5月12日 ミシェル・ピコリ氏 享年94歳
この方も懐かしいですね。フランスを代表する名優です。ジャン・ピエール・メルヴィル監督「いぬ」、ジャン・L・ゴダール監督「軽蔑」やロジェ・ヴァディム監督「獲物の分け前」など、フランスの一流監督の作品で印象的な好演を見せていますが、中でもルイス・ブニュエル監督の後期の作品、「小間使の日記」、「昼顔」、「ブルジョワジーの秘かな愉しみ」、「自由の幻想」などに連続して出演、ブニュエル作品には欠かせない俳優となります。その後もヨーロッパ、アメリカを股にかけて数多くの映画に出演しています。中でも91年の「美しき諍い女」での名演は忘れられませんね。90年代からは監督にも進出しましたが、その後も俳優業を続けます。2011年には「 ローマ法王の休日」でローマ法王を演じました。
6月19日 イアン・ホルム氏 享年88歳
イギリス出身で、王立演劇学校で学び、ロイヤル・シェイクスピア・カンパニーに14年間所属した後、67年にはブロードウェイに進出、翌年ジョン・フランケンハイマー監督「フィクサー」で映画デビューを果たします。そしてリドリー・スコット監督の「エイリアン」(79)におけるアッシュ役で強烈な印象を残し、映画ファンにも知られるようになりました。81年には「炎のランナー」で英国アカデミーとカンヌ国際映画祭の助演賞を獲得しています。その他の代表作はテリー・ギリアム監督「バンデットQ」(81)、「未来世紀ブラジル」(85)、リュック・ベッソン監督「フィフス・エレメント」など。2001年にはピーター・ジャクソン監督「ロード・オブ・ザ・リング」でフロドの養父ビルボ・バギンズ役を演じ、以後同シリーズ3作目「王の帰還」、2012年からの同シリーズ前日譚「ホビット」2作でもビルボ・バギンズを演じました。98年にはサーの称号も授与されています。まさに名優と言えるでしょうね。
6月26日 タリン・パワーさん 享年66歳
「血と砂」、「愛情物語」等の名優、タイロン・パワーの娘さんで、本人も女優を志しますが、1977年、レイ・ハリーハウゼン特撮もの「シンドバッド虎の目大冒険」に出演したもののあまり話題にならず、その後も数本の映画に出演しますがほとんど我が国未公開。いつの間にか忘れられてしまいました。「虎の目大冒険」でちょっと注目したのですがね。惜しいです。
7月25日 ジョン・サクソン氏 享年83歳
1954年に映画デビューし、2作目の「狙われた女」(56)で主役に抜擢され、以降、二枚目から悪役まで何でもこなす演技派として活躍します。しかし段々助演作が多くなり、「シェラマドレの決闘」(66)、イーストウッド主演「シノーラ」(72)等にも出演していますが、あまり印象には残っていませんね。ところが73年の「燃えよドラゴン」でブルース・リーと共演、これで一躍名を知られるようになりました。しかしそれ以降は誰に会ってもブルース・リーのことばかり訊かれるため、ノイローゼになったそうです(笑)。以後も多くの映画に出演しますが、アクション映画の脇役ばかりで、そのうち「エルム街の悪夢」シリーズ等のホラー映画にも出演するようになります。後年の出演作に、タランティーノ原案・主演の「フロム・ダスク・ティル・ドーン」がありますが、どこに出てたのか全く覚えてません。「燃えよドラゴン」出演、果たしてサクソンにとって良かったのかどうか、何とも言えませんね。
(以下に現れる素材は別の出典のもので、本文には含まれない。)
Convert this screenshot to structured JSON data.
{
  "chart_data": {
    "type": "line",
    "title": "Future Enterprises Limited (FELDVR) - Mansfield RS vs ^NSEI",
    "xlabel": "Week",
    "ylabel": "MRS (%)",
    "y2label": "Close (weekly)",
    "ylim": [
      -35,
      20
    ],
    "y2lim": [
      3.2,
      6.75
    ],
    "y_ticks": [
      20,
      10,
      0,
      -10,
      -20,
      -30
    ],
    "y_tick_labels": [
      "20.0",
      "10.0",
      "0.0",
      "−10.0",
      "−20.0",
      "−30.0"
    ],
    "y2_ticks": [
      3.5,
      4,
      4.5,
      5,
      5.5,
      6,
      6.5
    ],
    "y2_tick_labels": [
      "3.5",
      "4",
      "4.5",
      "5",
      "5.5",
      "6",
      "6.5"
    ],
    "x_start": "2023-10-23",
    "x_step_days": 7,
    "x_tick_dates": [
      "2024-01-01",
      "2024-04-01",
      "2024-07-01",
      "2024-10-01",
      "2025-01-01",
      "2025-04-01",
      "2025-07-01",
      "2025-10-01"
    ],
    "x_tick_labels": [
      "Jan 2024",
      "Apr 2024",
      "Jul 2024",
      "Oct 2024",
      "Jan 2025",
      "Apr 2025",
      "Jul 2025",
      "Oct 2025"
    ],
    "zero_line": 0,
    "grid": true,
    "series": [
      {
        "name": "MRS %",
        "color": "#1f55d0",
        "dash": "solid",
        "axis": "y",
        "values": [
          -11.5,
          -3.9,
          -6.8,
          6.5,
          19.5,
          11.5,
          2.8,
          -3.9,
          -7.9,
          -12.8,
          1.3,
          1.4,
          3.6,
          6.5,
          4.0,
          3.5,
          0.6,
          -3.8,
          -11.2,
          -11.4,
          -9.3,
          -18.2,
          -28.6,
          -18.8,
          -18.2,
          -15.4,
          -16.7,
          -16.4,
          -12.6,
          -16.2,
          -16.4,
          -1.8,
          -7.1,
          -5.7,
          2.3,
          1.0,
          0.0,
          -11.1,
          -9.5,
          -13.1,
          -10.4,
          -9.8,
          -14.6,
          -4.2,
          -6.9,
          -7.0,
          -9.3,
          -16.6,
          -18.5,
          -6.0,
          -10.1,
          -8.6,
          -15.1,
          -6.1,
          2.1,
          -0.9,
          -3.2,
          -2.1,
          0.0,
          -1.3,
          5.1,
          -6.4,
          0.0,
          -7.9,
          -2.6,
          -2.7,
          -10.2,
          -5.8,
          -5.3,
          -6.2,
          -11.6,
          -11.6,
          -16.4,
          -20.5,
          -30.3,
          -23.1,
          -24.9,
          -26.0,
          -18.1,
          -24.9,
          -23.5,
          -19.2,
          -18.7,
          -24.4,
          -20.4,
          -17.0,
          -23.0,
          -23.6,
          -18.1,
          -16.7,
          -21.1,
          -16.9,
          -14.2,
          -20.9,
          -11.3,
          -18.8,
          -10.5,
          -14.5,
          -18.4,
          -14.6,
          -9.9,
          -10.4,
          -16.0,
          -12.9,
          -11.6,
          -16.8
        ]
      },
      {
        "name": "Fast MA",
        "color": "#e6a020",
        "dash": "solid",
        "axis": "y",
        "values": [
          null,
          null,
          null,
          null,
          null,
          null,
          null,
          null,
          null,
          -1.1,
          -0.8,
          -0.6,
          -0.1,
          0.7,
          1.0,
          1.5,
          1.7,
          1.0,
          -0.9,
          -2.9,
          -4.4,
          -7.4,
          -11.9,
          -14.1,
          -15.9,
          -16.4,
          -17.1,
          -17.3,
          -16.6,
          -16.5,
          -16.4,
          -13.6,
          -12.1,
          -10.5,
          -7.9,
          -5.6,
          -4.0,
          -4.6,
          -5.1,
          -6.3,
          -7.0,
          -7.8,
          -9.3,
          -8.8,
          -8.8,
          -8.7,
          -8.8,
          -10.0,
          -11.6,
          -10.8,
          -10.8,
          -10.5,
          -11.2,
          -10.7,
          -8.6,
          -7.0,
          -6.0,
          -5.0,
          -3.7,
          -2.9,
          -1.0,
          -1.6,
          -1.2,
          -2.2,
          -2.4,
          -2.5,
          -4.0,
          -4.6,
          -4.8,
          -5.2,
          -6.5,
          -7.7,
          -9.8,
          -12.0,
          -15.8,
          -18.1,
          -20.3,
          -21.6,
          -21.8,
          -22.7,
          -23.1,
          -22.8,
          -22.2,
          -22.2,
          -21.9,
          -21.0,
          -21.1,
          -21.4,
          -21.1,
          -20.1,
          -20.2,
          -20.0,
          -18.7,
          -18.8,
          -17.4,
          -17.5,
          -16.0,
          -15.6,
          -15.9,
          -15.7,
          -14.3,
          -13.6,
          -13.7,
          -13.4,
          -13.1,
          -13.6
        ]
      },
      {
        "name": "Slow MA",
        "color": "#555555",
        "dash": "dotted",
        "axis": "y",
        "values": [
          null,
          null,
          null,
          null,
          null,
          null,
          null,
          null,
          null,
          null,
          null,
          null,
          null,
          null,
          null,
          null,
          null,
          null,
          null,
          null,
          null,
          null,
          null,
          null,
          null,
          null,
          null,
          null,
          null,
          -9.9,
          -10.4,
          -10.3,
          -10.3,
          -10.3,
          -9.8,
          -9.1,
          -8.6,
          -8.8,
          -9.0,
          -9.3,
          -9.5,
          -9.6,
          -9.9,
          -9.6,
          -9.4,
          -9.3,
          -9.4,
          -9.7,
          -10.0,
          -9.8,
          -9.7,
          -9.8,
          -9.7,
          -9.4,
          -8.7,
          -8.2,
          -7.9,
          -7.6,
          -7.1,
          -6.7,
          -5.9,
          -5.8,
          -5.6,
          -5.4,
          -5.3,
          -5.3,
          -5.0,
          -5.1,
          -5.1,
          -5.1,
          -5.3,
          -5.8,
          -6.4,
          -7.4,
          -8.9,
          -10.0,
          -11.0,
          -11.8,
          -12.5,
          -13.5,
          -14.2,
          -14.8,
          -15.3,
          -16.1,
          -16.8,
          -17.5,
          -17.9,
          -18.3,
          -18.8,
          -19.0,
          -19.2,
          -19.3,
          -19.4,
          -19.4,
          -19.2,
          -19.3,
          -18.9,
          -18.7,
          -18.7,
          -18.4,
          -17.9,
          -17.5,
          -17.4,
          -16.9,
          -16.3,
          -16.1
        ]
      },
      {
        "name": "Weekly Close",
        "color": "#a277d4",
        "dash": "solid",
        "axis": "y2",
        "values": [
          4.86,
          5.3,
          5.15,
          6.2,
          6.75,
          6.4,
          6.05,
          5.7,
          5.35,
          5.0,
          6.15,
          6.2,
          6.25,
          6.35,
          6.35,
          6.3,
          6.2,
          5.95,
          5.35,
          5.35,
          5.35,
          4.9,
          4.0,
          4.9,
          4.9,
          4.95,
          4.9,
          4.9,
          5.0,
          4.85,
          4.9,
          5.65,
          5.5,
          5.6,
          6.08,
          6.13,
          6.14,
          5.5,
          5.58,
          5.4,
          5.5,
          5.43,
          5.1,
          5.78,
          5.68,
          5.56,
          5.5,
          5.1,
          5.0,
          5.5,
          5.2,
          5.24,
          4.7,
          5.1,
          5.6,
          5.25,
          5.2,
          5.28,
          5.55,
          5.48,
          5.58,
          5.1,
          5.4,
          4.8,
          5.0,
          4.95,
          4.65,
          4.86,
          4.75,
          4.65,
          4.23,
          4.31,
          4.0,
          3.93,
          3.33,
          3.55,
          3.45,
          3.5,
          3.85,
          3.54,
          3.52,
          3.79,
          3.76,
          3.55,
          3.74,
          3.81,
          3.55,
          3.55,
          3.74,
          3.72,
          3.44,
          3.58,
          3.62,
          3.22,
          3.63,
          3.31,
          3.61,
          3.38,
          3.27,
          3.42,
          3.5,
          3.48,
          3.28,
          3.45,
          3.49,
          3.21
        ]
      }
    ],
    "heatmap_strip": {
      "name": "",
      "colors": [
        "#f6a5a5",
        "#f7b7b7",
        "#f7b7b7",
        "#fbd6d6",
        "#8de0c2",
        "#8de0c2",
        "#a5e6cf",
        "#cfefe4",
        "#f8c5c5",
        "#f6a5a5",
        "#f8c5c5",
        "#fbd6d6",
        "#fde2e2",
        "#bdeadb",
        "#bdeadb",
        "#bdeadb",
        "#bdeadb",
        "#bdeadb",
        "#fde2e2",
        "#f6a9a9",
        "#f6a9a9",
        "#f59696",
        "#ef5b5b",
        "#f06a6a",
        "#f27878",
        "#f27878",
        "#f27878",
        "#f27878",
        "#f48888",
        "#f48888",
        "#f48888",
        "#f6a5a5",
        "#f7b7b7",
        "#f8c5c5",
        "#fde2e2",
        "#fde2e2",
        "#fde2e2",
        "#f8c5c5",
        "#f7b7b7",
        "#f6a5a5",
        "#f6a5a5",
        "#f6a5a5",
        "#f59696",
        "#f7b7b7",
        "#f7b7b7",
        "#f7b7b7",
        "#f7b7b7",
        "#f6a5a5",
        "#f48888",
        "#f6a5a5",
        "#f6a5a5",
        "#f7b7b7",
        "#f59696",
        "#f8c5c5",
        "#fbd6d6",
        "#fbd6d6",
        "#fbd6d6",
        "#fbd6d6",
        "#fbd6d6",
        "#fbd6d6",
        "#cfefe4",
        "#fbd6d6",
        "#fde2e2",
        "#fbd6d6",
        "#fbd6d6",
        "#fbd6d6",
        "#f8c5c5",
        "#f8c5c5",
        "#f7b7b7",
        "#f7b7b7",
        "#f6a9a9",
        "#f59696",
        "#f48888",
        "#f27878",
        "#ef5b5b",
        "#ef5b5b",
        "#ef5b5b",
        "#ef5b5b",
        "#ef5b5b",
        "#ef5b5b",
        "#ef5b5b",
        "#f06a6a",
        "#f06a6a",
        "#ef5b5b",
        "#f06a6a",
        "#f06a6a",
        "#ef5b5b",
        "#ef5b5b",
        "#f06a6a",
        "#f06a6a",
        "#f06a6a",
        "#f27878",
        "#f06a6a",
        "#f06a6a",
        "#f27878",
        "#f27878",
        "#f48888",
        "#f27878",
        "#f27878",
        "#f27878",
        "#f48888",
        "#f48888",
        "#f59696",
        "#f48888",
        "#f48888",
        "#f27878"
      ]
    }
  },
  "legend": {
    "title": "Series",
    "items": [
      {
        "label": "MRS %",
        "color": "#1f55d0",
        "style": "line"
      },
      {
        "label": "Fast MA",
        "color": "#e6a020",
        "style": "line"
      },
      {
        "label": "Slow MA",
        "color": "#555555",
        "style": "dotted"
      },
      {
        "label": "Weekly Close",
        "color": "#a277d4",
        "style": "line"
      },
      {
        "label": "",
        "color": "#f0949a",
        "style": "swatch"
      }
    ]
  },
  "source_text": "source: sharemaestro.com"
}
7月26日 オリヴィア・デ・ハヴィランドさん 享年104歳
なんと、まだご存命だったとは。あの映画史上に残る名作「風と共に去りぬ」(1939)で演じたメラニー役は有名ですね。この作品でアカデミー助演女優賞にノミネートされますが受賞は逃しました。その後「遥かなる我が子」(1946)と「女相続人」(1949)で2度アカデミー主演女優賞を受賞しています。妹のジョーン・フォンテインも女優で、「ジェーン・エア」等で活躍しました。「風と共に去りぬ」公開から81年!主要なキャストの中で最後の存命者でした。
8月1日 レニ・サントーニ氏 享年81歳
アメリカ人ですが、スペイン系の血を引いています。映画デビューは1964年のシドニー・ルメット監督「質屋」。そして有名になったのが1971年のクリント・イーストウッド主演「ダーティ ハリー」でのハリーの相棒チコ・ゴンザレス刑事役。その後はシルベスター・スタローン主演の刑事ドラマ「コブラ」でも相棒のトニー・ゴンザレス役を演じてます。その後もテレビ、映画を通じて数多くの作品に出演しました。また声優としても活躍しました。なお資料によって誕生日が異なり、82歳没という説もあります。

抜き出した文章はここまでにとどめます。